Wordsworth Editions, 1999, 476 p, including 10 p Notes, plus ii p Contents, xiii p Introduction by Sally Minogue and iii p Bibliography. First Published 1857.
I think I have remarked before how difficult it is to read a nineteenth century novel with a historical eye, without any knowledge of the development of the form and of readerly expectations in the decades since. Villette might be a case in point. Wordy, discursive, thoroughly preoccupied with religion, it is also something of a tease in the way it sets up a potentially supernatural theme before deflating it in a cursory fashion.
It is the memoir of Lucy Snowe, who spent time every year of her childhood at the home of her godmother Mrs Bretton and her son Graham, where she met a girl called Paulina, whose mother had died and Mrs Bretton had taken the child in. In young adulthood, contact with the Brettons long lost, she finds herself alone and takes up a position as companion to Mrs Marchmont, on whose death with her fifteen pounds wages in her pocket she decides to set out for the continent. By a series of chances she ends up in a teacher in a pensionnat run by Madame Beck, in the Rue Fossette in the city of Villette, modelled on Brussels, but in a country referred to as Labassecour,
Madame Beck is at first distrustful, Lucy spies her ruffling through her belongings, but slowly allows her some latitude in behaviour. Most of Lucy’s pupils go unnamed but the profoundly unserious Ginevra Fanshawe has a plot function, diverting the eye of the pensionnat’s English physician, Dr John. The pensionnat is also said to be haunted by a nun, dressed in black with a white head covering. Another of its teachers is a M Paul Emanuel, an overbearing sort who, on finding Lucy one day in an Art Gallery surveying a somewhat revealing painting of Cleopatra, chides her for her attention to it. Lucy notes that he himself has no qualms about viewing it, nor does he object to the men in the room doing so. A quiet understated feminism is in evidence in the text here, but Lucy herself does not seem to perceive M Emmanuel is perhaps not someone to take up with.
Intrigue involving messages passed into the pensionnat’s grounds leads Lucy to encounter the nun twice, speechless on both occasions. The gothic implications of this are at odds with the decidedly realistic portrayal of other scenes. The resolution of the nun’s identity when it comes is as mundane as it is disappointing.

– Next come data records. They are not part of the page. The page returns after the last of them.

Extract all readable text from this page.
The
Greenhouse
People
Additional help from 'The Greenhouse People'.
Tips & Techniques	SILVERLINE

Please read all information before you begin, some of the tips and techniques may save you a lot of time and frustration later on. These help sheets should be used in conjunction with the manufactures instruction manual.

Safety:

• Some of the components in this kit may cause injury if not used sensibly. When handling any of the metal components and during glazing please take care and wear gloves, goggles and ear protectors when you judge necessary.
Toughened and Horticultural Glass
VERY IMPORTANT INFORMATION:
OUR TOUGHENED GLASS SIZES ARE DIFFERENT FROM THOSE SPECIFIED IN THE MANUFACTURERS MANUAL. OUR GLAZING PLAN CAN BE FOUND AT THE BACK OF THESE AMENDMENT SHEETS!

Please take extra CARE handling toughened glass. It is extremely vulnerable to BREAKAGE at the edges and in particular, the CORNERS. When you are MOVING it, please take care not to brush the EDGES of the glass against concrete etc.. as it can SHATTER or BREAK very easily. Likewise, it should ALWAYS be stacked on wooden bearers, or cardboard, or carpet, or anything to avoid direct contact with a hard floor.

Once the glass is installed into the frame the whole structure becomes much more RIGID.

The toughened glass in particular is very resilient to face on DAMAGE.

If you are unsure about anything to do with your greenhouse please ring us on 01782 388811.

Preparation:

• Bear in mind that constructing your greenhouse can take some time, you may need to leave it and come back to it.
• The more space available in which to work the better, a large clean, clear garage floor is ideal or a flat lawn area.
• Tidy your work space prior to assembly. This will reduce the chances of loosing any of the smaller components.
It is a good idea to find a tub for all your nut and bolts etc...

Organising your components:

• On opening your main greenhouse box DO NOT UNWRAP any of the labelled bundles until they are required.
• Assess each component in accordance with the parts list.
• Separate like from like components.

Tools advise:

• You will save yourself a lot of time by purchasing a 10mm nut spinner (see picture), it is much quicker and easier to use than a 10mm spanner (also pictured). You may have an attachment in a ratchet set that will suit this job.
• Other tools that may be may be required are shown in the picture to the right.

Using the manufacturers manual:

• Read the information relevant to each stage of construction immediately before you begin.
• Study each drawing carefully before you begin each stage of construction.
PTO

It may have been a Victorian novelistic practice but many times here a character known to Lucy is described at the start of a scene (or indeed through many chapters) before his or her identity is revealed to the reader. This tendency gets more irritating the more often it occurs. A case in point is that of Dr John, who is eventually disclosed as John Graham Bretton, the son of Lucy’s godmother. He in turn is a subject of Ginevra Fanshawe’s amatory machinations, played off by her against the Comte de Hamal.
A fairly large part of the narrative is taken up with Lucy’s holding firmly to Protestantism, many conversations with M Paul revolve around it as does her strange recourse to a Catholic confessional when she is particularly down one day and roaming Villette’s streets.
Villette is to modern eyes too long and too wordy. Dr Sally Minogue’s introduction says it is in fact two novels, the one we first encounter and the other when we reread it with knowledge of its content, but surely that could be said of all novels? She also cautions against interpreting it as entirely autobiographical and praises Brontë’s transformation of her personal love and pain into something more, but she refers to the author’s other novel which drew on the same experiences, The Professor, as being ‘leaden.’ (Oh dear. I’ve still to read that one.)
In the end though it illustrates the tendency towards gleaning romance of someone who has few choices open to her.
Pedant’s corner:- In the Introduction; Williams’ (Williams’s.) The usual Brontë spellings such as apostacy for apostasy, irid for iris (of the eye,) doat for dote (though I note doted) up-stairs; also strung, rung, swum for sprang, rang, swam etc. Otherwise; bannister (banister – used later,) whiskey (whisky,) “a stuff apron” (stiff?) “old acquaintance were all about me” (was all about me,) retractation (the sense is of retraction,) the indication of note 157 appears three lines above what it refers to, that of note 162 twelve lines above its referent, camelias (camellias.)